Mas Istambul é especial, pelo seu papel na História turca – não falo já na História antiga – e por ser uma metrópole de 16 milhões de habitantes. Tem para o AKP outro significado: o financiamento partidário. O município, com um orçamento milionário, gere dezenas de empresas que, dizem analistas, sustentam uma imensa rede clientelar. “A cidade financia a política”, resume o jornalista turco Asli Aydintasbas.
Pode o AKP ser derrotado?
Estas eleições trouxeram uma novidade. Imamoglu pertence ao Partido Republicano do Povo (HCP), de Kemal Kiliçdaroglu, uma histórica formação laicista e de esquerda. Pertencer à “ala moderada” do partido e ser um muçulmano praticante fizeram dele o candidato ideal. O HCP concorreu aliado aos centristas do Bom Partido (IyI), de Meral Aksener, antiga dirigente republicana.
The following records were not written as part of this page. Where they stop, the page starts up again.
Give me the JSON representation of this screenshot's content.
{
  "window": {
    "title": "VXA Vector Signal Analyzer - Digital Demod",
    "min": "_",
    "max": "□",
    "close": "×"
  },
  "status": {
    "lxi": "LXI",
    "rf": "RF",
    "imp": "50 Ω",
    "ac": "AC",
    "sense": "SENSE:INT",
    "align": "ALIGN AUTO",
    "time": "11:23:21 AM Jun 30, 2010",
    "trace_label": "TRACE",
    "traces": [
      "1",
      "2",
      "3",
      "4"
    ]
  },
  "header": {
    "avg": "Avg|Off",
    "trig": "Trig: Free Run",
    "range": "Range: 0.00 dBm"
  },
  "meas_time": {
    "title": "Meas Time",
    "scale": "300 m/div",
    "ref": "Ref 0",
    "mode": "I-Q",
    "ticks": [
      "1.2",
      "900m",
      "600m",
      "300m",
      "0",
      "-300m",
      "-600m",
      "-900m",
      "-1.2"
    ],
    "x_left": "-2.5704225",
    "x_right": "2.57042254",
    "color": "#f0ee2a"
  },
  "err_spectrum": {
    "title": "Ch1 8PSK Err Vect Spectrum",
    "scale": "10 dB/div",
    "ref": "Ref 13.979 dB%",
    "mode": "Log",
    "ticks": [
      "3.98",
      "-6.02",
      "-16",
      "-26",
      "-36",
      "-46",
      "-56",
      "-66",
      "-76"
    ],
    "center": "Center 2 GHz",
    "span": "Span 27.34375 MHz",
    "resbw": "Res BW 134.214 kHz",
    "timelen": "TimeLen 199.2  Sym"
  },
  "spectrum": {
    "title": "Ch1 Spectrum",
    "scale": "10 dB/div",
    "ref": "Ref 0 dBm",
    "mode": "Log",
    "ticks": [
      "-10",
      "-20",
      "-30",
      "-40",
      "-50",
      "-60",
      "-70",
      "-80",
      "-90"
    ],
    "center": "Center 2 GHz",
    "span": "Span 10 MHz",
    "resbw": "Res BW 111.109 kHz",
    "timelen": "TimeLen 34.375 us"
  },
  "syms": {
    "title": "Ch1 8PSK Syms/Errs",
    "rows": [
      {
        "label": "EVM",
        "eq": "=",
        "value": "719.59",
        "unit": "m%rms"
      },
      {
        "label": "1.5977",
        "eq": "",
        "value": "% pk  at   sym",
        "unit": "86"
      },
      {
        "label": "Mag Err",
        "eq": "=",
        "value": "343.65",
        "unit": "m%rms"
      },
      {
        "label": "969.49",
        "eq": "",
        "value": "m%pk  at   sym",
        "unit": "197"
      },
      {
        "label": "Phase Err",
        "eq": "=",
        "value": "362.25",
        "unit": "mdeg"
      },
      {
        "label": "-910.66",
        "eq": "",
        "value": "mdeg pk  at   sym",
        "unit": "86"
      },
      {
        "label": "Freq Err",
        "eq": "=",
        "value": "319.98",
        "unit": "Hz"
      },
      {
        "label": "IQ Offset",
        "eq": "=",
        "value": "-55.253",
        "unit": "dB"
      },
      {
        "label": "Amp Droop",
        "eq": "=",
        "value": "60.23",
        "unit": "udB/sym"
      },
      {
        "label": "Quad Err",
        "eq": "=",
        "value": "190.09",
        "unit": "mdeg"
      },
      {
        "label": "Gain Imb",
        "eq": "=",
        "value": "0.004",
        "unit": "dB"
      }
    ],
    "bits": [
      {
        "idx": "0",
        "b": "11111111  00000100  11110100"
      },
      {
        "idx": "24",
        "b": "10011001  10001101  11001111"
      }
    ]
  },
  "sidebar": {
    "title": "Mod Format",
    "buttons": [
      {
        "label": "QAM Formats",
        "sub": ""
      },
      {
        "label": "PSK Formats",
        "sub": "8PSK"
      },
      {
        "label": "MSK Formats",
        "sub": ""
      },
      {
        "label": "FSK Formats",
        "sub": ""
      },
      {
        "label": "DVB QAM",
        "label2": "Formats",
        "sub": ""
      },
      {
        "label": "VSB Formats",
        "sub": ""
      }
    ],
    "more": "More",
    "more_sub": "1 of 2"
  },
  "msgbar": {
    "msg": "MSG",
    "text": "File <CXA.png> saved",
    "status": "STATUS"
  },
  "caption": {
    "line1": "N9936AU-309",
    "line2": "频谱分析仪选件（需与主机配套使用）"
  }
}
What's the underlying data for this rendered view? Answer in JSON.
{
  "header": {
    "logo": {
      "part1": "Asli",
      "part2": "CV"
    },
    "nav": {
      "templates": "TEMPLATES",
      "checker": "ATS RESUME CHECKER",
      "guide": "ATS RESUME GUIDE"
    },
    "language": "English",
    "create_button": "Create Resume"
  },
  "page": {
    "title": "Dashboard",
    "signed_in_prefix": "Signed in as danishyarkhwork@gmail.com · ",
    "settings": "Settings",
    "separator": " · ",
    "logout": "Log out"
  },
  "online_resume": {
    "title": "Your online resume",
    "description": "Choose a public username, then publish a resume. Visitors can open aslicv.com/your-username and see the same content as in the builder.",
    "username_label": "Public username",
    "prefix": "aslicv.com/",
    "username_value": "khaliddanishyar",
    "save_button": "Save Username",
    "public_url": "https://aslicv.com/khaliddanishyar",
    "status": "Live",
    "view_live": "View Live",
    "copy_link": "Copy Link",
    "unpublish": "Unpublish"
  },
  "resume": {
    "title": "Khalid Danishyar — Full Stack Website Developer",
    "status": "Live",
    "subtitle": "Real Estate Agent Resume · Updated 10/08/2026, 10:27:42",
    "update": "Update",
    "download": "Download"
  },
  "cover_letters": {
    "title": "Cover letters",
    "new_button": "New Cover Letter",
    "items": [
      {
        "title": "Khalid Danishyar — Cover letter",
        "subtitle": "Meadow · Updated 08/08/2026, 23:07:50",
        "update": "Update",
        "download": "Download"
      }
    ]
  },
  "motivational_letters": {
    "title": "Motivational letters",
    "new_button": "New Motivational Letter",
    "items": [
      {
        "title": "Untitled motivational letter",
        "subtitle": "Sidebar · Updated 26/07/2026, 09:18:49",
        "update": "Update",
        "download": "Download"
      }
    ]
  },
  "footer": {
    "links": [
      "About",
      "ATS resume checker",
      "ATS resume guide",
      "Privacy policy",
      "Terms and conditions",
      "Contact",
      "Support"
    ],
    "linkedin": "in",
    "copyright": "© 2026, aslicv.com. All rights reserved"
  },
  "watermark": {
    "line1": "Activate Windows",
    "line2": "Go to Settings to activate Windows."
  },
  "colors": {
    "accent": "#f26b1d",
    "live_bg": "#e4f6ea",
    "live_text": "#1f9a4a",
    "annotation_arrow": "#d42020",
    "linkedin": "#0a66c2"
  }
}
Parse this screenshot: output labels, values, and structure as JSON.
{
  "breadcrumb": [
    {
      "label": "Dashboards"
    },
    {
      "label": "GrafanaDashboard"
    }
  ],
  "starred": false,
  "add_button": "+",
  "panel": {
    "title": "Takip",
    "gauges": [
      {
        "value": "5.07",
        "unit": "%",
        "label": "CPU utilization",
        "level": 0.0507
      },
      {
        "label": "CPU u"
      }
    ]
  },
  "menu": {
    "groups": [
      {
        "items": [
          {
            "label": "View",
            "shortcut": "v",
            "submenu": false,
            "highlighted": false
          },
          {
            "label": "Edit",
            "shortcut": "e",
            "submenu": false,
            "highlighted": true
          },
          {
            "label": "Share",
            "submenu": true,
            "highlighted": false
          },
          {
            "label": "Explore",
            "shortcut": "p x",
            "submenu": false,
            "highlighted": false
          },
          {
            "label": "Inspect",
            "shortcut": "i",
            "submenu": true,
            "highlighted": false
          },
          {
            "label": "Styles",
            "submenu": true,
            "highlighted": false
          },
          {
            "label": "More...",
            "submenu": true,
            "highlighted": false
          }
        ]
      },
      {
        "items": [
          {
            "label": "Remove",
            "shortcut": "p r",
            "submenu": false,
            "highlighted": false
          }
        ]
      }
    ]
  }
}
A coligação foi apoiada pelo pró-curdo Partido Democrático do Povo (DEHAP), que poderá vir a integrá-la.
O HCP tem-se revelado incapaz de atrair mais do que 25% do eleitorado. O AKP tira partido da dispersão da oposição. A “unidade” exibida em Istambul pode mudar o tabuleiro eleitoral, mostrando que a hegemonia do AKP não é necessariamente eterna.
Ao contrário, a anulação das eleições de Istambul, teve um efeito negativo no AKP. O ex-Presidente Abdullah Gül, um dos fundadores do AKP, condenou publicamente a decisão. O ex-primeiro-ministro Ahmet Davutoglu criticou pessoalmente Erdogan. Outra figura em destaque é Ali Babacan, antigo ministro da Economia. Especula-se sobre a criação de um movimento alternativo ao AKP.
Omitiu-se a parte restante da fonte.